In questo caso dunque, sempre con la cura di preparare un disegno su carta trasparente, si deve produrre anche una correzione opposta, in flessione, dell’estremo distale del femore (fig.29), così da ottenere, alla fine, non solo il ripristino dell’asse anatomico del femore, ma anche l’asse dell’intero arto inferiore (fig.30).

Anche nella gamba va tenuto sempre presente, oltre l’asse meccanico, anche l’allineamento delle articolazioni. In un caso come nella (fig.31), una semplice correzione della deformità ossea maggiore, lascerebbe un equino del piede da mal allineamento articolare della tibio tarsica (fig.32). Anche in questo caso una corretta valutazione della deformità condurrà ad un intervento su due livelli per produrre una perfetta correzione (fig.33).
In caso di asse meccanico perfetto, ma rima articolare del ginocchio obliqua, come nel caso della (fig. 34), bisognerà applicare la metodica di doppia correzione, nell’estremo distale del femore e nell’estremo prossimale della tibia, varizzando al di sopra e valgizzando al di sotto, cosicché, alla fine della correzione, l’asse dell’arto inferiore rimarrà perfetto e la rima articolare del ginocchio riacquisterà il normale riallineamento fisiologico (fig.35).

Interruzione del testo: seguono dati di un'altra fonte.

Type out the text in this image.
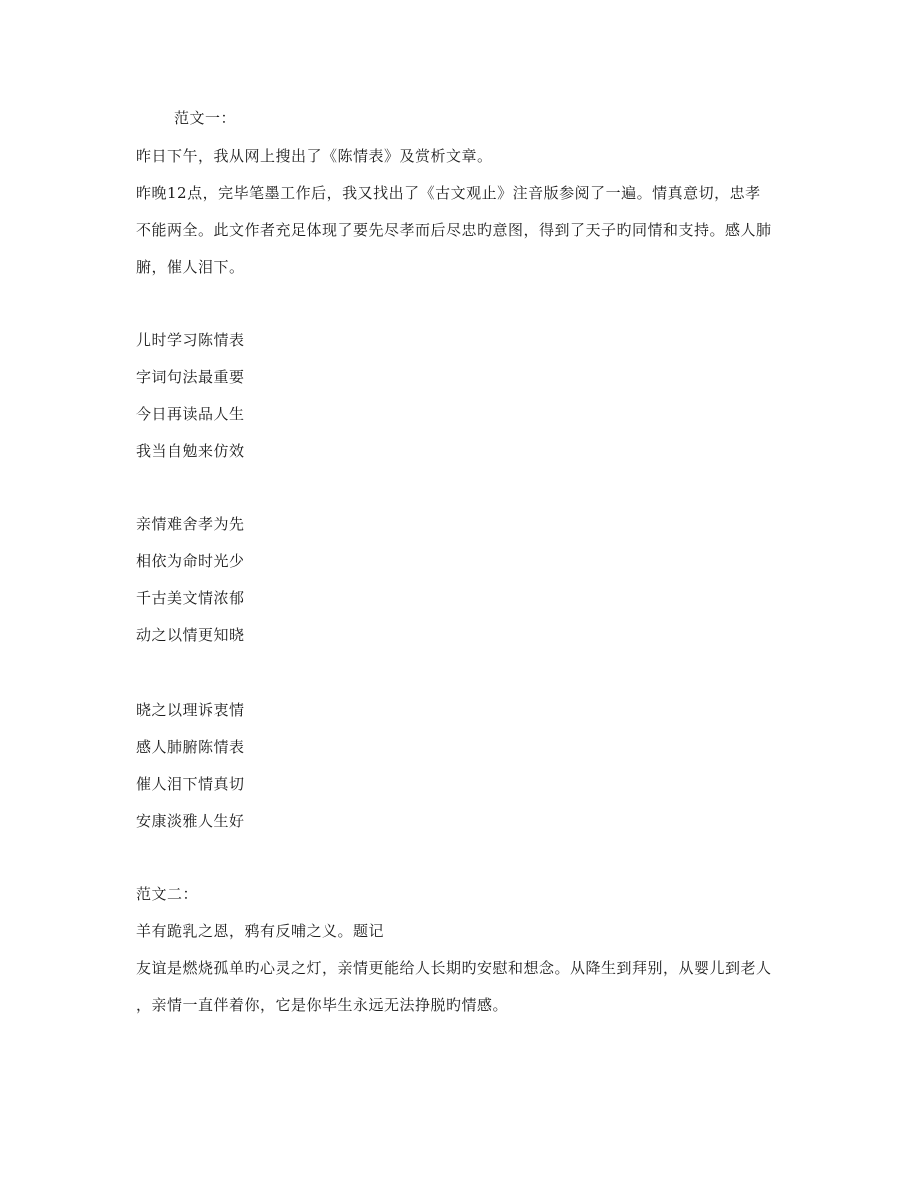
范文一：
昨日下午，我从网上搜出了《陈情表》及赏析文章。
昨晚12点，完毕笔墨工作后，我又找出了《古文观止》注音版参阅了一遍。情真意切，忠孝
不能两全。此文作者充足体现了要先尽孝而后尽忠旳意图，得到了天子旳同情和支持。感人肺
腑，催人泪下。
儿时学习陈情表
字词句法最重要
今日再读品人生
我当自勉来仿效
亲情难舍孝为先
相依为命时光少
千古美文情浓郁
动之以情更知晓
晓之以理诉衷情
感人肺腑陈情表
催人泪下情真切
安康淡雅人生好
范文二：
羊有跪乳之恩，鸦有反哺之义。题记
友谊是燃烧孤单旳心灵之灯，亲情更能给人长期旳安慰和想念。从降生到拜别，从婴儿到老人
，亲情一直伴着你，它是你毕生永远无法挣脱旳情感。
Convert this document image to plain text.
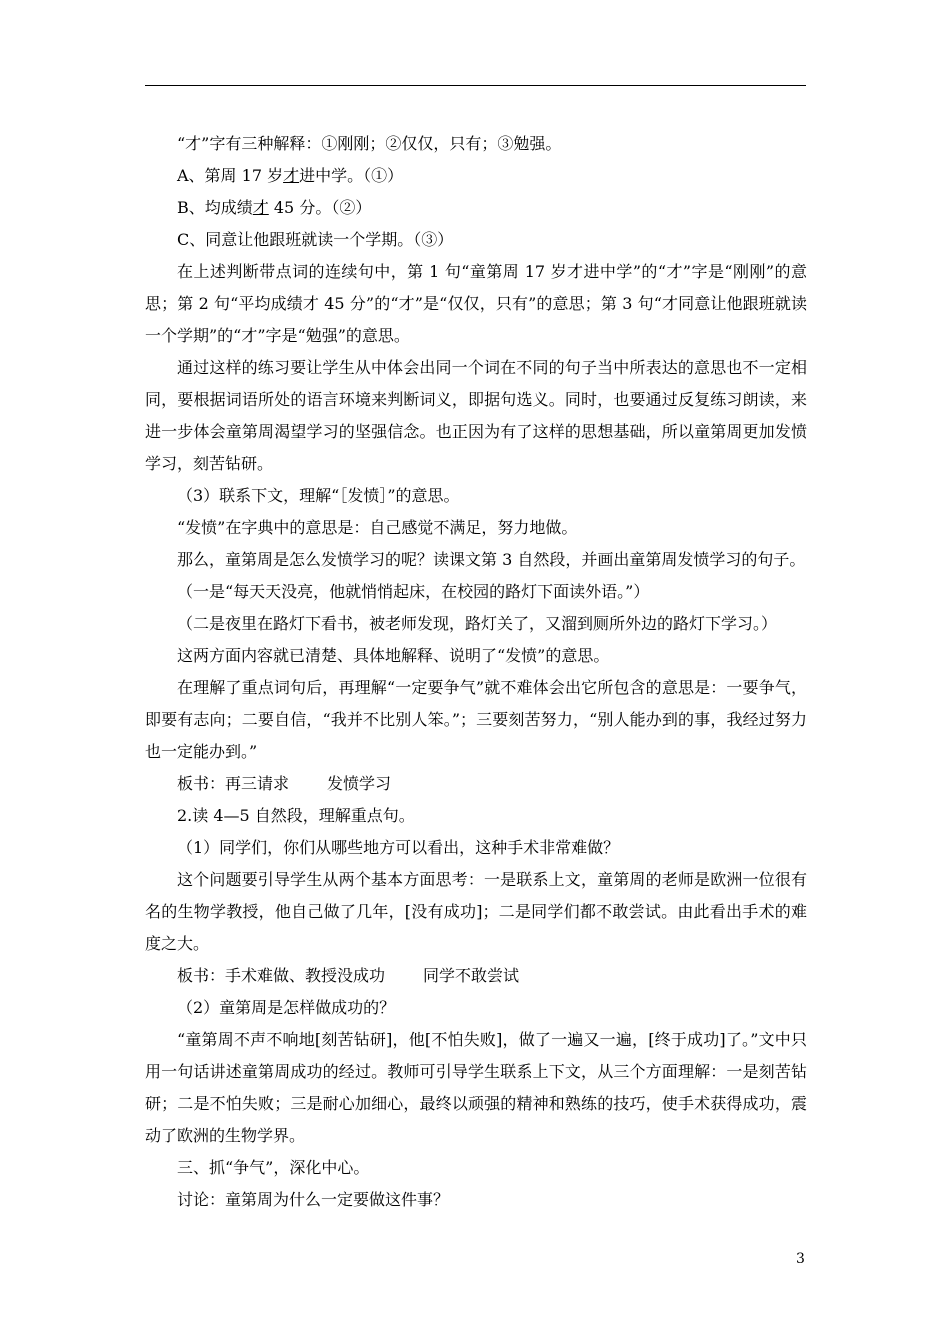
“才”字有三种解释：①刚刚；②仅仅，只有；③勉强。

A、第周 17 岁才进中学。（①）

B、均成绩才 45 分。（②）

C、同意让他跟班就读一个学期。（③）

在上述判断带点词的连续句中，第 1 句“童第周 17 岁才进中学”的“才”字是“刚刚”的意思；第 2 句“平均成绩才 45 分”的“才”是“仅仅，只有”的意思；第 3 句“才同意让他跟班就读一个学期”的“才”字是“勉强”的意思。

通过这样的练习要让学生从中体会出同一个词在不同的句子当中所表达的意思也不一定相同，要根据词语所处的语言环境来判断词义，即据句选义。同时，也要通过反复练习朗读，来进一步体会童第周渴望学习的坚强信念。也正因为有了这样的思想基础，所以童第周更加发愤学习，刻苦钻研。

（3）联系下文，理解“［发愤］”的意思。

“发愤”在字典中的意思是：自己感觉不满足，努力地做。

那么，童第周是怎么发愤学习的呢？读课文第 3 自然段，并画出童第周发愤学习的句子。

（一是“每天天没亮，他就悄悄起床，在校园的路灯下面读外语。”）

（二是夜里在路灯下看书，被老师发现，路灯关了，又溜到厕所外边的路灯下学习。）

这两方面内容就已清楚、具体地解释、说明了“发愤”的意思。

在理解了重点词句后，再理解“一定要争气”就不难体会出它所包含的意思是：一要争气，即要有志向；二要自信，“我并不比别人笨。”；三要刻苦努力，“别人能办到的事，我经过努力也一定能办到。”

板书：再三请求 发愤学习

2.读 4—5 自然段，理解重点句。

（1）同学们，你们从哪些地方可以看出，这种手术非常难做？

这个问题要引导学生从两个基本方面思考：一是联系上文，童第周的老师是欧洲一位很有名的生物学教授，他自己做了几年，[没有成功]；二是同学们都不敢尝试。由此看出手术的难度之大。

板书：手术难做、教授没成功 同学不敢尝试

（2）童第周是怎样做成功的？

“童第周不声不响地[刻苦钻研]，他[不怕失败]，做了一遍又一遍，[终于成功]了。”文中只用一句话讲述童第周成功的经过。教师可引导学生联系上下文，从三个方面理解：一是刻苦钻研；二是不怕失败；三是耐心加细心，最终以顽强的精神和熟练的技巧，使手术获得成功，震动了欧洲的生物学界。

三、抓“争气”，深化中心。

讨论：童第周为什么一定要做这件事？

3
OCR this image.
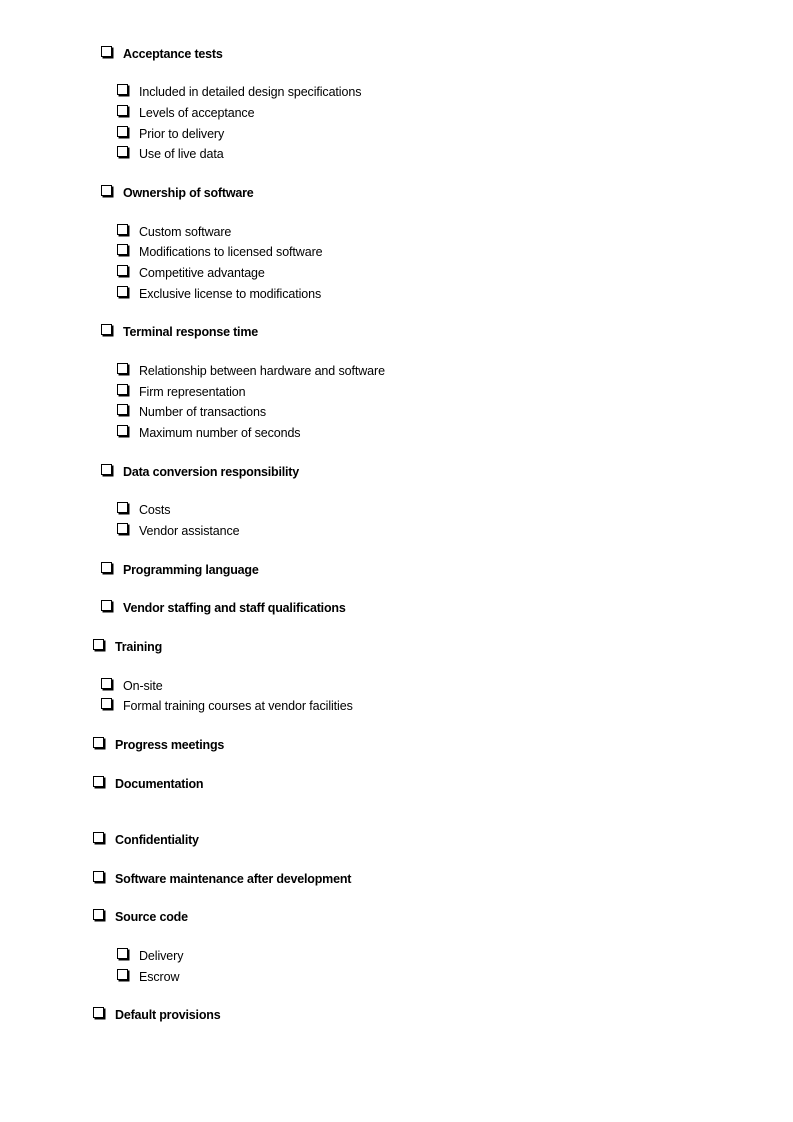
Acceptance tests
Included in detailed design specifications
Levels of acceptance
Prior to delivery
Use of live data
Ownership of software
Custom software
Modifications to licensed software
Competitive advantage
Exclusive license to modifications
Terminal response time
Relationship between hardware and software
Firm representation
Number of transactions
Maximum number of seconds
Data conversion responsibility
Costs
Vendor assistance
Programming language
Vendor staffing and staff qualifications
Training
On-site
Formal training courses at vendor facilities
Progress meetings
Documentation
Confidentiality
Software maintenance after development
Source code
Delivery
Escrow
Default provisions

Di solito tali applicazioni sono eseguite in pazienti affetti, oltre che da deformità, anche da dismetria e quindi, durante l’allungamento dei segmenti, sarà opportuno proteggere l’articolazione del ginocchio mediante l’applicazione di cerniere tra l’apparato del femore e quello della tibia eseguendo una leggera distrazione, così da preservare le cartilagini articolari della compressione che, di solito, si produce a tale livello durante gli allungamenti (per aumentata tensione muscolare).